Alex Gourevitch has written a thoughtful and well-informed essay about the general strike, Whose Strike? The essay begins with an essential cautionary tale -- an overview of the violent history of strike repression in the U.S.
This historical background is important. For one thing, it may help to dispel the misleading cries about the intrusion of a presumably un-American "fascism." Violent repression of labor activism is as American as cherry pie. But Gourevitch's point is not that a general strike is too risky to consider. It is that because it is so risky, it cannot be taken lightly:
In the past, workers stayed out on those strikes, even fighting the state, in part because of dense, historically developed, cultures of solidarity; established traditions of militancy; organized, if not always recognized, unions; and long connections with left-wing organizers. These days, the appetite for fighting the state is next to nil, there is no tested public sympathy for labor actions, and there are no clear organizations standing ready to lead.
If you’re going to ask people not just to risk losing their jobs but potentially face the armed apparatus of the state, there had better be preparation, leadership, and some evident readiness for mass labor actions.
Not to mention, there had better be a recognizable goal. But what is the point of the proposed general strike? To say down with Trump? What, so we can have Pence?
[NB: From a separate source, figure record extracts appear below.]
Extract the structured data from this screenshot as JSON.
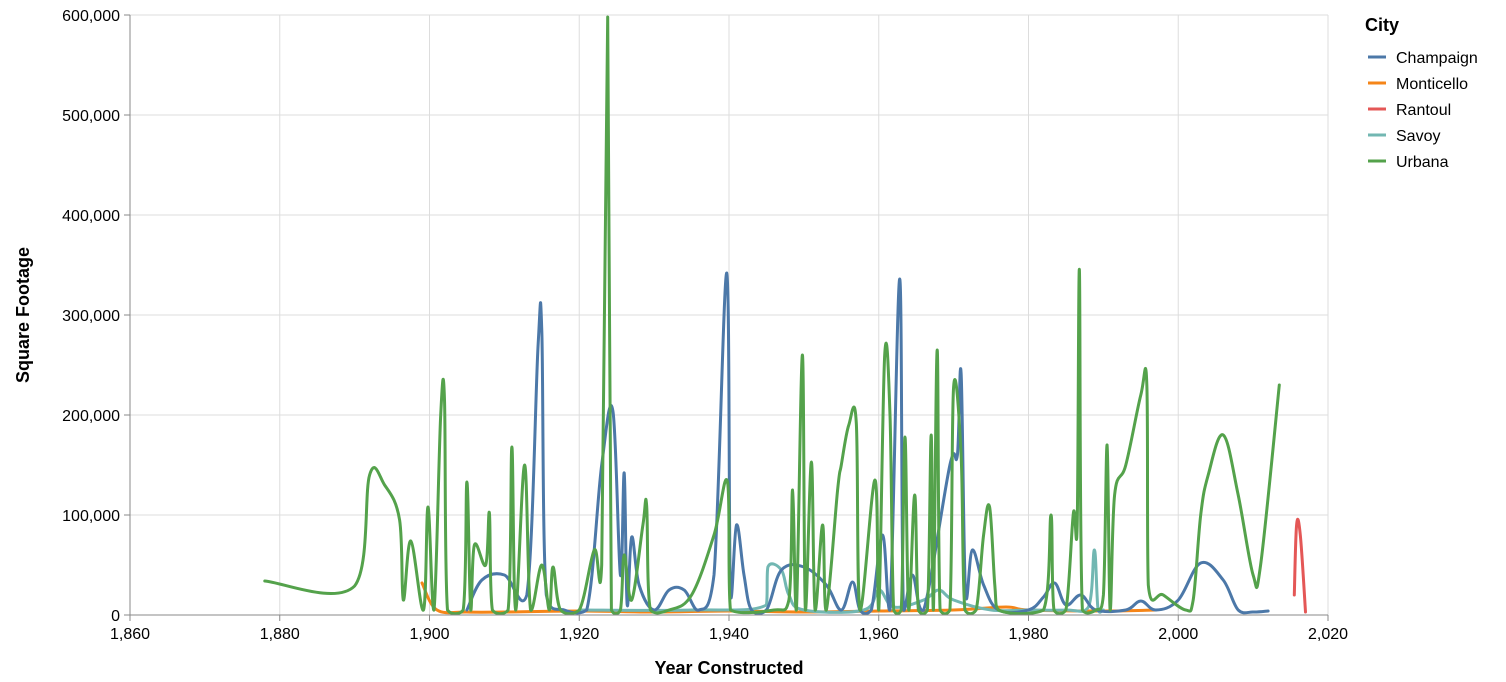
{
  "chart_data": {
    "type": "line",
    "interpolation": "smooth",
    "xlabel": "Year Constructed",
    "ylabel": "Square Footage",
    "xlim": [
      1860,
      2020
    ],
    "ylim": [
      0,
      600000
    ],
    "x_ticks": [
      1860,
      1880,
      1900,
      1920,
      1940,
      1960,
      1980,
      2000,
      2020
    ],
    "y_ticks": [
      0,
      100000,
      200000,
      300000,
      400000,
      500000,
      600000
    ],
    "x_tick_labels": [
      "1,860",
      "1,880",
      "1,900",
      "1,920",
      "1,940",
      "1,960",
      "1,980",
      "2,000",
      "2,020"
    ],
    "y_tick_labels": [
      "0",
      "100,000",
      "200,000",
      "300,000",
      "400,000",
      "500,000",
      "600,000"
    ],
    "grid": true,
    "legend": {
      "title": "City",
      "position": "top-right"
    },
    "series": [
      {
        "name": "Champaign",
        "color": "#4c78a8",
        "points": [
          [
            1905,
            5000
          ],
          [
            1907,
            35000
          ],
          [
            1910,
            40000
          ],
          [
            1913,
            20000
          ],
          [
            1914.5,
            270000
          ],
          [
            1915,
            284000
          ],
          [
            1915.6,
            20000
          ],
          [
            1918,
            5000
          ],
          [
            1921,
            5000
          ],
          [
            1923,
            150000
          ],
          [
            1924.5,
            204000
          ],
          [
            1925.5,
            40000
          ],
          [
            1926,
            142000
          ],
          [
            1926.4,
            10000
          ],
          [
            1927,
            78000
          ],
          [
            1928,
            30000
          ],
          [
            1930,
            5000
          ],
          [
            1932,
            25000
          ],
          [
            1934,
            25000
          ],
          [
            1936,
            5000
          ],
          [
            1938,
            40000
          ],
          [
            1939.7,
            342000
          ],
          [
            1940.2,
            20000
          ],
          [
            1941,
            90000
          ],
          [
            1942,
            40000
          ],
          [
            1943,
            5000
          ],
          [
            1945,
            5000
          ],
          [
            1947,
            45000
          ],
          [
            1950,
            48000
          ],
          [
            1953,
            30000
          ],
          [
            1955,
            5000
          ],
          [
            1956.5,
            33000
          ],
          [
            1957.5,
            5000
          ],
          [
            1959,
            5000
          ],
          [
            1960.5,
            80000
          ],
          [
            1961.5,
            5000
          ],
          [
            1962.8,
            336000
          ],
          [
            1963.3,
            5000
          ],
          [
            1964.5,
            40000
          ],
          [
            1966,
            5000
          ],
          [
            1969.5,
            150000
          ],
          [
            1970.5,
            160000
          ],
          [
            1971,
            242000
          ],
          [
            1971.6,
            20000
          ],
          [
            1972.5,
            65000
          ],
          [
            1974,
            30000
          ],
          [
            1976,
            5000
          ],
          [
            1980,
            5000
          ],
          [
            1982,
            18000
          ],
          [
            1983.5,
            32000
          ],
          [
            1985,
            10000
          ],
          [
            1987,
            20000
          ],
          [
            1989,
            5000
          ],
          [
            1993,
            5000
          ],
          [
            1995,
            14000
          ],
          [
            1997,
            5000
          ],
          [
            2000,
            15000
          ],
          [
            2003,
            52000
          ],
          [
            2006,
            35000
          ],
          [
            2008,
            5000
          ],
          [
            2010,
            3000
          ],
          [
            2012,
            4000
          ]
        ]
      },
      {
        "name": "Monticello",
        "color": "#f58518",
        "points": [
          [
            1899,
            32000
          ],
          [
            1901,
            5000
          ],
          [
            1905,
            3000
          ],
          [
            1910,
            3000
          ],
          [
            1920,
            4000
          ],
          [
            1930,
            3000
          ],
          [
            1940,
            4000
          ],
          [
            1950,
            3000
          ],
          [
            1960,
            4000
          ],
          [
            1970,
            5000
          ],
          [
            1977,
            8000
          ],
          [
            1980,
            5000
          ],
          [
            1990,
            4000
          ],
          [
            1997,
            5000
          ]
        ]
      },
      {
        "name": "Rantoul",
        "color": "#e45756",
        "points": [
          [
            2015.5,
            20000
          ],
          [
            2015.8,
            90000
          ],
          [
            2016.3,
            80000
          ],
          [
            2017,
            3000
          ]
        ]
      },
      {
        "name": "Savoy",
        "color": "#72b7b2",
        "points": [
          [
            1920,
            5000
          ],
          [
            1935,
            5000
          ],
          [
            1945,
            10000
          ],
          [
            1945.2,
            48000
          ],
          [
            1947,
            45000
          ],
          [
            1948,
            20000
          ],
          [
            1950,
            5000
          ],
          [
            1958,
            5000
          ],
          [
            1960,
            25000
          ],
          [
            1962,
            8000
          ],
          [
            1966,
            15000
          ],
          [
            1968,
            25000
          ],
          [
            1970,
            15000
          ],
          [
            1975,
            5000
          ],
          [
            1980,
            5000
          ],
          [
            1985,
            5000
          ],
          [
            1988,
            8000
          ],
          [
            1988.8,
            65000
          ],
          [
            1989.3,
            5000
          ],
          [
            1990,
            5000
          ]
        ]
      },
      {
        "name": "Urbana",
        "color": "#54a24b",
        "points": [
          [
            1878,
            34000
          ],
          [
            1890,
            29000
          ],
          [
            1892,
            140000
          ],
          [
            1894,
            130000
          ],
          [
            1896,
            95000
          ],
          [
            1896.5,
            15000
          ],
          [
            1897.5,
            74000
          ],
          [
            1899.2,
            5000
          ],
          [
            1899.8,
            108000
          ],
          [
            1900.6,
            5000
          ],
          [
            1901.5,
            200000
          ],
          [
            1902,
            215000
          ],
          [
            1902.4,
            5000
          ],
          [
            1904.5,
            5000
          ],
          [
            1905,
            133000
          ],
          [
            1905.5,
            5000
          ],
          [
            1906,
            70000
          ],
          [
            1907.5,
            50000
          ],
          [
            1908,
            102000
          ],
          [
            1908.4,
            5000
          ],
          [
            1910.5,
            5000
          ],
          [
            1911,
            168000
          ],
          [
            1911.5,
            5000
          ],
          [
            1912.7,
            150000
          ],
          [
            1913.5,
            5000
          ],
          [
            1915,
            50000
          ],
          [
            1916,
            5000
          ],
          [
            1916.5,
            48000
          ],
          [
            1917.5,
            5000
          ],
          [
            1920,
            5000
          ],
          [
            1922,
            65000
          ],
          [
            1923,
            50000
          ],
          [
            1923.8,
            598000
          ],
          [
            1924.3,
            5000
          ],
          [
            1925.5,
            5000
          ],
          [
            1926,
            60000
          ],
          [
            1927,
            15000
          ],
          [
            1928.5,
            90000
          ],
          [
            1929,
            110000
          ],
          [
            1929.5,
            5000
          ],
          [
            1932,
            5000
          ],
          [
            1935,
            20000
          ],
          [
            1938,
            80000
          ],
          [
            1939.8,
            133000
          ],
          [
            1940.2,
            5000
          ],
          [
            1946,
            5000
          ],
          [
            1948,
            15000
          ],
          [
            1948.5,
            125000
          ],
          [
            1949,
            5000
          ],
          [
            1949.8,
            260000
          ],
          [
            1950.2,
            5000
          ],
          [
            1951,
            153000
          ],
          [
            1951.5,
            5000
          ],
          [
            1952.5,
            90000
          ],
          [
            1953,
            5000
          ],
          [
            1954.5,
            125000
          ],
          [
            1955,
            150000
          ],
          [
            1956,
            190000
          ],
          [
            1957,
            192000
          ],
          [
            1957.5,
            5000
          ],
          [
            1959.5,
            135000
          ],
          [
            1960,
            5000
          ],
          [
            1960.8,
            260000
          ],
          [
            1961.5,
            200000
          ],
          [
            1962,
            5000
          ],
          [
            1963,
            5000
          ],
          [
            1963.5,
            178000
          ],
          [
            1964,
            5000
          ],
          [
            1964.8,
            120000
          ],
          [
            1965.3,
            5000
          ],
          [
            1966.5,
            5000
          ],
          [
            1967,
            180000
          ],
          [
            1967.3,
            5000
          ],
          [
            1967.8,
            265000
          ],
          [
            1968.2,
            5000
          ],
          [
            1969.5,
            5000
          ],
          [
            1970,
            228000
          ],
          [
            1971,
            160000
          ],
          [
            1971.5,
            5000
          ],
          [
            1973,
            5000
          ],
          [
            1974,
            80000
          ],
          [
            1974.8,
            108000
          ],
          [
            1975.5,
            30000
          ],
          [
            1976,
            5000
          ],
          [
            1982,
            5000
          ],
          [
            1983,
            100000
          ],
          [
            1983.4,
            5000
          ],
          [
            1985,
            5000
          ],
          [
            1986,
            102000
          ],
          [
            1986.5,
            90000
          ],
          [
            1986.8,
            345000
          ],
          [
            1987.2,
            5000
          ],
          [
            1989,
            5000
          ],
          [
            1990,
            20000
          ],
          [
            1990.5,
            170000
          ],
          [
            1990.9,
            5000
          ],
          [
            1991.5,
            120000
          ],
          [
            1993,
            150000
          ],
          [
            1995,
            220000
          ],
          [
            1995.8,
            231000
          ],
          [
            1996,
            30000
          ],
          [
            1998,
            20000
          ],
          [
            2001,
            5000
          ],
          [
            2002,
            15000
          ],
          [
            2003,
            100000
          ],
          [
            2004,
            140000
          ],
          [
            2006,
            180000
          ],
          [
            2008,
            120000
          ],
          [
            2010,
            40000
          ],
          [
            2011,
            50000
          ],
          [
            2013.5,
            230000
          ]
        ]
      }
    ]
  }
}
Or is the point just a generalized ‘No’? A massive expression of discontent? None of the significant costs of a general strike are worth it if it’s just a grand gesture of refusal.As to what should be that recognizable goal. I have a few suggestions: 1. abolition of the wages system and 2. direct democracy. Those two phrases are shorthand. They refer to a complex analysis, not to whatever image or association is evoked by the words in the phrase. Abolishing the wages system and direct democracy are processes, not proclamations.